Em um vídeo divulgado em suas redes sociais, o prefeito de Manaus, David Almeida (Avante), tentou descreditar institutos de pesquisa eleitoral, afirmando que eles “erraram feio” em suas projeções. A publicação, feita em maio de 2026, quase dois anos após sua reeleição, busca criar uma narrativa de que o prefeito teria sido vítima de um sistema de pesquisas.

No entanto, uma análise dos dados públicos e das metodologias utilizadas pelas pesquisas revela uma estratégia de **manipulação de informações** por parte de Almeida. O prefeito teria selecionado apenas partes de relatórios e misturado diferentes bases de cálculo para construir sua tese, o que, segundo reportagem, desmente sua versão.

A reportagem aponta que a apresentação de David Almeida omite dados cruciais e aplica uma matemática peculiar para inflar a diferença entre as projeções e o resultado oficial. Essa tática, segundo a análise, visa criar uma percepção equivocada sobre a precisão dos institutos de pesquisa e fortalecer a imagem do prefeito.

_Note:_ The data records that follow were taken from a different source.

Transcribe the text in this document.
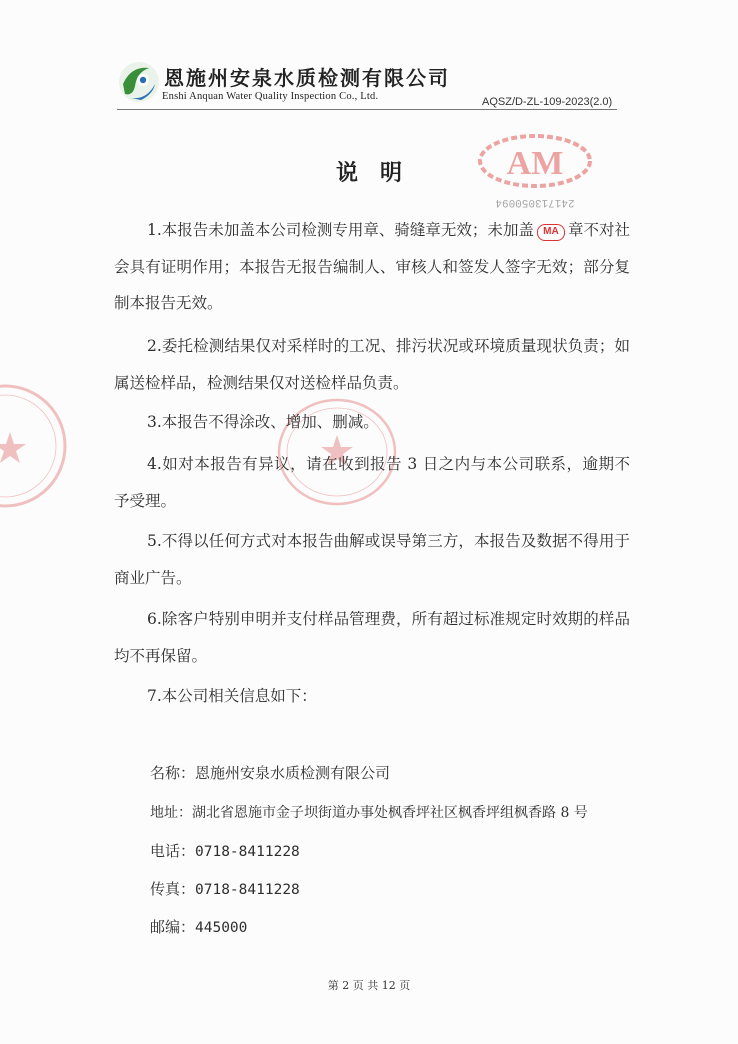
恩施州安泉水质检测有限公司
Enshi Anquan Water Quality Inspection Co., Ltd.	AQSZ/D-ZL-109-2023(2.0)
AM
241713050094
说明
1.本报告未加盖本公司检测专用章、骑缝章无效；未加盖 MA 章不对社会具有证明作用；本报告无报告编制人、审核人和签发人签字无效；部分复制本报告无效。
2.委托检测结果仅对采样时的工况、排污状况或环境质量现状负责；如属送检样品，检测结果仅对送检样品负责。
3.本报告不得涂改、增加、删减。
4.如对本报告有异议，请在收到报告 3 日之内与本公司联系，逾期不予受理。
5.不得以任何方式对本报告曲解或误导第三方，本报告及数据不得用于商业广告。
6.除客户特别申明并支付样品管理费，所有超过标准规定时效期的样品均不再保留。
7.本公司相关信息如下：
名称：恩施州安泉水质检测有限公司
地址：湖北省恩施市金子坝街道办事处枫香坪社区枫香坪组枫香路 8 号
电话：0718-8411228
传真：0718-8411228
邮编：445000
第 2 页 共 12 页
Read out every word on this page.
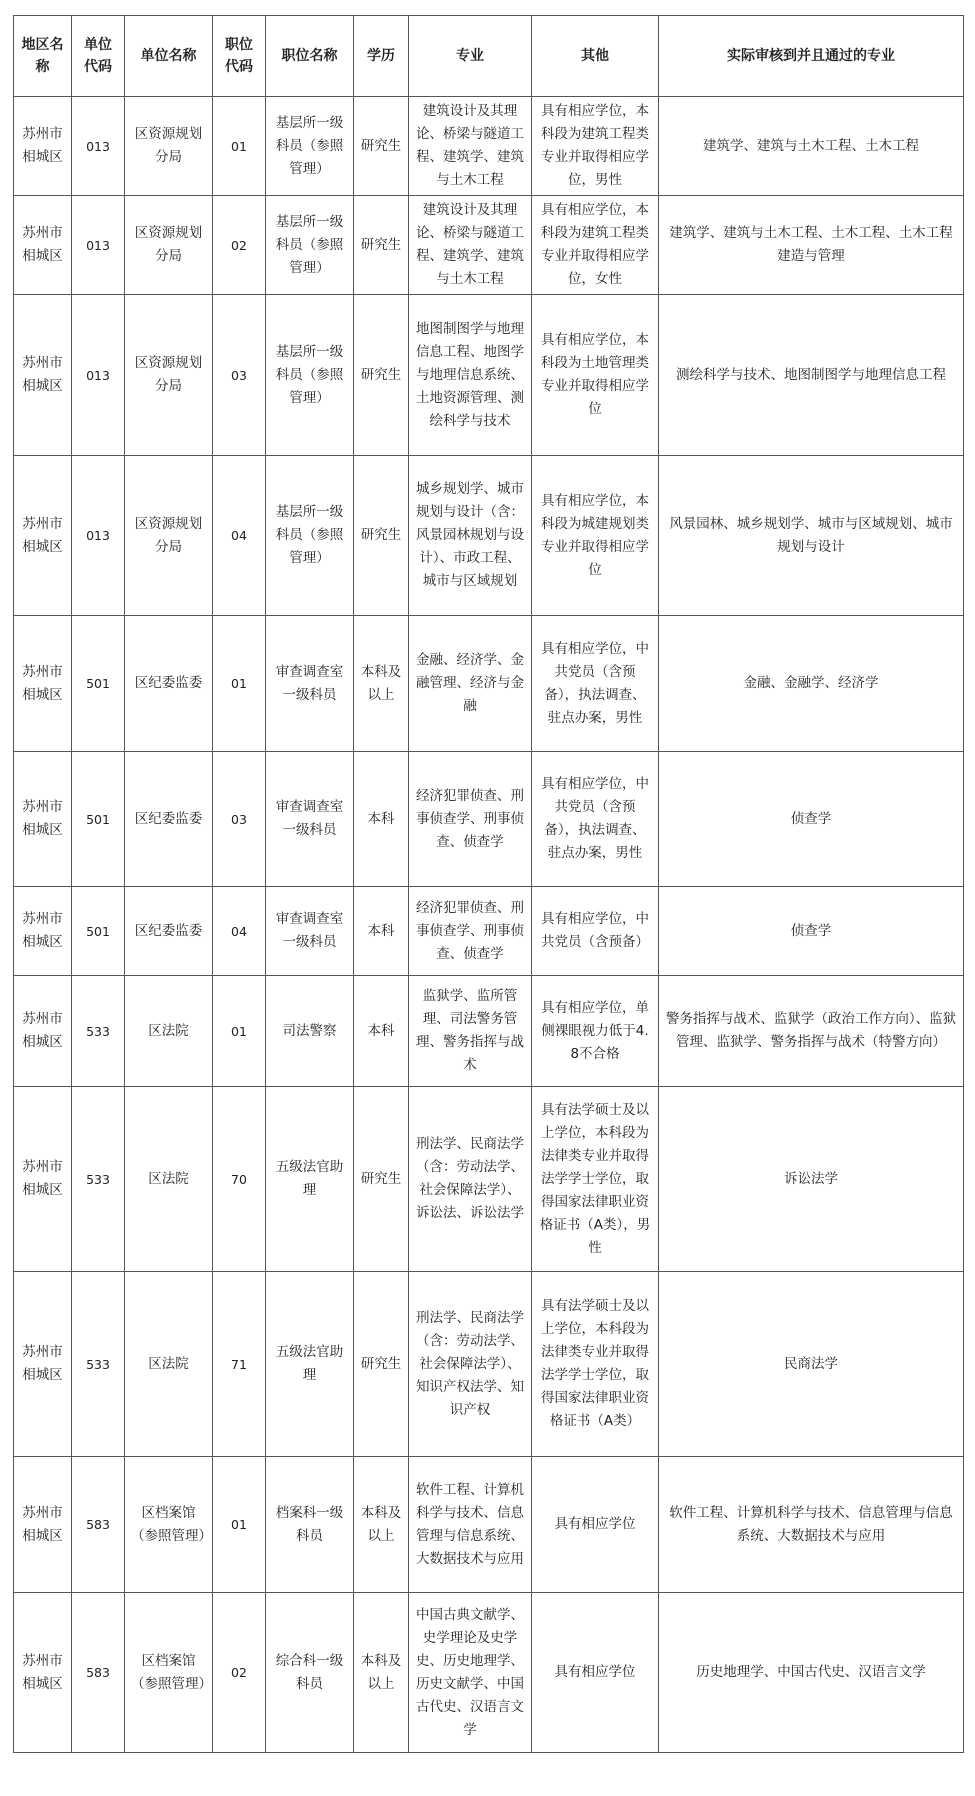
地区名称	单位代码	单位名称	职位代码	职位名称	学历	专业	其他	实际审核到并且通过的专业
苏州市相城区	013	区资源规划分局	01	基层所一级科员（参照管理）	研究生	建筑设计及其理论、桥梁与隧道工程、建筑学、建筑与土木工程	具有相应学位，本科段为建筑工程类专业并取得相应学位，男性	建筑学、建筑与土木工程、土木工程
苏州市相城区	013	区资源规划分局	02	基层所一级科员（参照管理）	研究生	建筑设计及其理论、桥梁与隧道工程、建筑学、建筑与土木工程	具有相应学位，本科段为建筑工程类专业并取得相应学位，女性	建筑学、建筑与土木工程、土木工程、土木工程建造与管理
苏州市相城区	013	区资源规划分局	03	基层所一级科员（参照管理）	研究生	地图制图学与地理信息工程、地图学与地理信息系统、土地资源管理、测绘科学与技术	具有相应学位，本科段为土地管理类专业并取得相应学位	测绘科学与技术、地图制图学与地理信息工程
苏州市相城区	013	区资源规划分局	04	基层所一级科员（参照管理）	研究生	城乡规划学、城市规划与设计（含：风景园林规划与设计）、市政工程、城市与区域规划	具有相应学位，本科段为城建规划类专业并取得相应学位	风景园林、城乡规划学、城市与区域规划、城市规划与设计
苏州市相城区	501	区纪委监委	01	审查调查室一级科员	本科及以上	金融、经济学、金融管理、经济与金融	具有相应学位，中共党员（含预备），执法调查、驻点办案，男性	金融、金融学、经济学
苏州市相城区	501	区纪委监委	03	审查调查室一级科员	本科	经济犯罪侦查、刑事侦查学、刑事侦查、侦查学	具有相应学位，中共党员（含预备），执法调查、驻点办案，男性	侦查学
苏州市相城区	501	区纪委监委	04	审查调查室一级科员	本科	经济犯罪侦查、刑事侦查学、刑事侦查、侦查学	具有相应学位，中共党员（含预备）	侦查学
苏州市相城区	533	区法院	01	司法警察	本科	监狱学、监所管理、司法警务管理、警务指挥与战术	具有相应学位，单侧裸眼视力低于4.8不合格	警务指挥与战术、监狱学（政治工作方向）、监狱管理、监狱学、警务指挥与战术（特警方向）
苏州市相城区	533	区法院	70	五级法官助理	研究生	刑法学、民商法学（含：劳动法学、社会保障法学）、诉讼法、诉讼法学	具有法学硕士及以上学位，本科段为法律类专业并取得法学学士学位，取得国家法律职业资格证书（A类），男性	诉讼法学
苏州市相城区	533	区法院	71	五级法官助理	研究生	刑法学、民商法学（含：劳动法学、社会保障法学）、知识产权法学、知识产权	具有法学硕士及以上学位，本科段为法律类专业并取得法学学士学位，取得国家法律职业资格证书（A类）	民商法学
苏州市相城区	583	区档案馆（参照管理）	01	档案科一级科员	本科及以上	软件工程、计算机科学与技术、信息管理与信息系统、大数据技术与应用	具有相应学位	软件工程、计算机科学与技术、信息管理与信息系统、大数据技术与应用
苏州市相城区	583	区档案馆（参照管理）	02	综合科一级科员	本科及以上	中国古典文献学、史学理论及史学史、历史地理学、历史文献学、中国古代史、汉语言文学	具有相应学位	历史地理学、中国古代史、汉语言文学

Omissão Seletiva de Dados nas Pesquisas

Um dos primeiros truques de David Almeida na sua argumentação é a **seleção conveniente de dados**. O vídeo apresentado pelo prefeito ignora versões de pesquisas que já apontavam sua liderança na reta final da eleição. Por exemplo, a pesquisa da AtlasIntel, em sua segunda rodada realizada em 15 de outubro, já mostrava Almeida à frente, mas essa informação foi convenientemente omitida.

O mesmo ocorreu com os dados do instituto Action. Uma de suas últimas pesquisas, divulgada em 21 de outubro, véspera do pleito, cravou Almeida com 53% e seu adversário com 47%. A diferença para o resultado oficial foi de apenas 1,59 ponto percentual, um **acerto notável** dentro da margem de erro. Contudo, essa pesquisa, que contradiz a tese de “vítima do sistema”, também foi ignorada no vídeo.

A Matemática Criativa de David Almeida

A segunda manipulação identificada na apresentação do prefeito envolve a **soma das porcentagens das pesquisas**. No quadro de Almeida, os levantamentos da AtlasIntel somavam 97,5% e do Veritá, 95,3%. Em contraste, os resultados do Action e do TSE somavam exatos 100%.

Essa discrepância, segundo especialistas, ocorre porque pesquisas que somam menos de 100% incluem votos brancos, nulos e eleitores indecisos. Já as que somam 100% consideram apenas os votos válidos, métrica oficial utilizada pelo TSE. Ao misturar essas duas bases de cálculo, David Almeida **infla artificialmente a distância** entre as projeções e o resultado real.

Quando os dados da AtlasIntel e do Veritá são ajustados para a base de votos válidos, o suposto erro colossal das pesquisas se reduz a uma margem entre 1,2 e 2,3 pontos percentuais. A realidade, conforme a análise, é que os institutos registraram com precisão o **crescimento contínuo de David Almeida** na reta final, com a média das últimas pesquisas já apontando sua vitória com 51,21%.

O Timing da Narrativa e a Rejeição Eleitoral

A publicação do vídeo, mais de um ano e meio após a eleição municipal, levanta questionamentos sobre o **timing da narrativa** criada por David Almeida. O vídeo surge em um ano de eleições gerais para o Governo do Estado e o Senado, período em que o prefeito, segundo algumas sondagens, lidera índices de rejeição.

A estratégia de desacreditar os institutos de pesquisa, portanto, pode ser vista como uma tentativa de desviar o foco de sua própria popularidade em declínio. No entanto, a matemática é implacável e os dados oficiais do TSE estão disponíveis, **blindados contra edições de vídeo** e distorções de narrativa.